Yan Peng et al. Int Orthop. 2012 Mar.

Abstract

Purpose: Adolescent idiopathic scoliosis (AIS) is reported to be associated with the two traditional estrogen receptor genes, ESR1 and ESR2. Yet, the novel estrogen receptor G protein-coupled estrogen receptor 1 (GPER) has not been studied. To investigate the association of GPER gene polymorphisms with the onset and deterioration of AIS, we performed a case-control study.

Methods: Clinical information was recorded, blood samples were taken and genomic DNA was extracted. After resequencing the gene in 45 cases and 45 controls who were randomly selected, 16 tag single nucleotide polymorphisms (SNPs) were selected. Then the association study was extended by an additional 344 patients and 293 controls with direct sequencing and a TaqMan-based genotyping assay. The chi-square test and logistic regression were used to analyse the genotypic and allelic association. One-way analysis of variance was used to compare the mean maximum Cobb angles and ages with different genotypes in the case-only data set.

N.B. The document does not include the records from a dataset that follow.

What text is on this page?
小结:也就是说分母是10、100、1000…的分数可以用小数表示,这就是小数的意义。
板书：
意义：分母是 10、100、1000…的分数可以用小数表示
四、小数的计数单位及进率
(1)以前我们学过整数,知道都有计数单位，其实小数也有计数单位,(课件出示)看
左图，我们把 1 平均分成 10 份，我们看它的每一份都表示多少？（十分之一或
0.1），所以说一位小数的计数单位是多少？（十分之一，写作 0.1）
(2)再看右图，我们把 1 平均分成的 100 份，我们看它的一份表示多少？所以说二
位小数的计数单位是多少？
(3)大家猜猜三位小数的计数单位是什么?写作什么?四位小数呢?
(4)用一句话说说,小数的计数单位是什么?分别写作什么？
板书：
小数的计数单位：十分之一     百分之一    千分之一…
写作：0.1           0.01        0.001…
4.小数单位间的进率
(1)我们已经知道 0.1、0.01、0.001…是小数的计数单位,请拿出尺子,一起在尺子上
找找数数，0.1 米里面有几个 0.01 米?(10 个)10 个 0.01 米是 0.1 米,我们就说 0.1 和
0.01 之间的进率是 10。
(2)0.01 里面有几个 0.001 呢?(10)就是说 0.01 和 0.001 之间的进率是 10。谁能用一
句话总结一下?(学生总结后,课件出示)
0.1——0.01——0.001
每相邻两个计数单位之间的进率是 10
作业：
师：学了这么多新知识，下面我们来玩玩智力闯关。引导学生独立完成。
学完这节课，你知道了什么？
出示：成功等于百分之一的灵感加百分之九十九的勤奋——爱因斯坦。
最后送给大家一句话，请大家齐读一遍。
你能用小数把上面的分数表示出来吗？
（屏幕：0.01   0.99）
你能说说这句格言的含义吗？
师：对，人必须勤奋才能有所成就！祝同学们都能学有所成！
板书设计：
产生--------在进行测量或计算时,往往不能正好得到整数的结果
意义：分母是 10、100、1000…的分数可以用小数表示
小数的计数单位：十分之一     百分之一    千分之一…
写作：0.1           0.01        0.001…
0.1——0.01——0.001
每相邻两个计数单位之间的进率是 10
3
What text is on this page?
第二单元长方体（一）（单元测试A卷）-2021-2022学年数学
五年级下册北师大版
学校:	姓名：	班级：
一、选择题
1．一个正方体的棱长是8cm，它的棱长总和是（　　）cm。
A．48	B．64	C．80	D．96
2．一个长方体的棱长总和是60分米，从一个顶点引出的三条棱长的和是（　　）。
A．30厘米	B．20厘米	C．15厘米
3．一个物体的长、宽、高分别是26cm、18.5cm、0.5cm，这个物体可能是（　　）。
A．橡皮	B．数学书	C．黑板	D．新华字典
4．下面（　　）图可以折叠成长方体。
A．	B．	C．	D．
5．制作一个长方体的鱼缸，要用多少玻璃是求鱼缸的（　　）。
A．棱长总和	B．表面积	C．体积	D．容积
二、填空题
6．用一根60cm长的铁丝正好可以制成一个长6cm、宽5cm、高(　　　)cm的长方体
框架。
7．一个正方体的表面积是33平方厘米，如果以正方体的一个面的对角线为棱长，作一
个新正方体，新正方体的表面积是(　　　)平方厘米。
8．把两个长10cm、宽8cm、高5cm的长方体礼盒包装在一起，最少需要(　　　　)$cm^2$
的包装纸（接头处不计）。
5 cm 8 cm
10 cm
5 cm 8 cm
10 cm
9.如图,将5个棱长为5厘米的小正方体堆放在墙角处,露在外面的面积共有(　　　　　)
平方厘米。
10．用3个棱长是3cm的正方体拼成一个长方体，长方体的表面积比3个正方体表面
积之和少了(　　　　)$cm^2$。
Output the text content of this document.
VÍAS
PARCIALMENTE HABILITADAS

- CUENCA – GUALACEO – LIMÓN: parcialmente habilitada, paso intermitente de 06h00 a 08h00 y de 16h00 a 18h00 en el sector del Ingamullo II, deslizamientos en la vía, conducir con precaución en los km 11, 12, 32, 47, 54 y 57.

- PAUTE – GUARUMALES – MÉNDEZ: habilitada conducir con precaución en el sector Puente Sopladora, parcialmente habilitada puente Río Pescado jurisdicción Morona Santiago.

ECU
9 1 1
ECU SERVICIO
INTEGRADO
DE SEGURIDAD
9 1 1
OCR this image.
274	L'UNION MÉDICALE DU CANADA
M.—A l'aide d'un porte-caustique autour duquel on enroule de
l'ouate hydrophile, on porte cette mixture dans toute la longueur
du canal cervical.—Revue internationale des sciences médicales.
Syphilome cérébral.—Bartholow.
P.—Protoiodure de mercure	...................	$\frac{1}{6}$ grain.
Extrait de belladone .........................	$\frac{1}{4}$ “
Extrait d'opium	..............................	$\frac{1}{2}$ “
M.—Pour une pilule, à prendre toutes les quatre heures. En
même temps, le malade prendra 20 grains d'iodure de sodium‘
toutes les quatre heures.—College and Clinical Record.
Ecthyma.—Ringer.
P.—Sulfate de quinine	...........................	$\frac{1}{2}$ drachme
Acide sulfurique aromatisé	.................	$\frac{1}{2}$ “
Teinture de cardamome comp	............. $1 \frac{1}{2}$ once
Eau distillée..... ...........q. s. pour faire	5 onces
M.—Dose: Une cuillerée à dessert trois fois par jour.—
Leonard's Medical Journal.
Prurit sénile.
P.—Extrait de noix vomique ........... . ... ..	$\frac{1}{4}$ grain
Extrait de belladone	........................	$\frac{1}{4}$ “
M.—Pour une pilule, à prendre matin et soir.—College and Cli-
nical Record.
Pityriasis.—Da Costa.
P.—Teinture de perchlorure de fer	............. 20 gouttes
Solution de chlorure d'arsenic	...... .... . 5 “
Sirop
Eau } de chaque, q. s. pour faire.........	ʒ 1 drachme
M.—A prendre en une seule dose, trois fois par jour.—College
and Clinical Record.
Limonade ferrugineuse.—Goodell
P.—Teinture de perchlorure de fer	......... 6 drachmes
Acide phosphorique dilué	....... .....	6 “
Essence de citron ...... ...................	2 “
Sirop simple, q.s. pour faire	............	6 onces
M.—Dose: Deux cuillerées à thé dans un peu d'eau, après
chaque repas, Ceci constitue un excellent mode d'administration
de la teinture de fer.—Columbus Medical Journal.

Results: No association was observed between the polymorphisms of the GPER gene and susceptibility to AIS. However, heterozygotes in three SNPs of the gene (rs3808351, rs10269151 and rs426655s3) were related significantly with the curve severity in AIS patients (P = 0.004, 0.048 and 0.028, respectively).

Conclusions: Our results demonstrate that GPER gene polymorphisms are associated with the severity of curvature in AIS; deficits of GPER may contribute to the deterioration of spine deformity.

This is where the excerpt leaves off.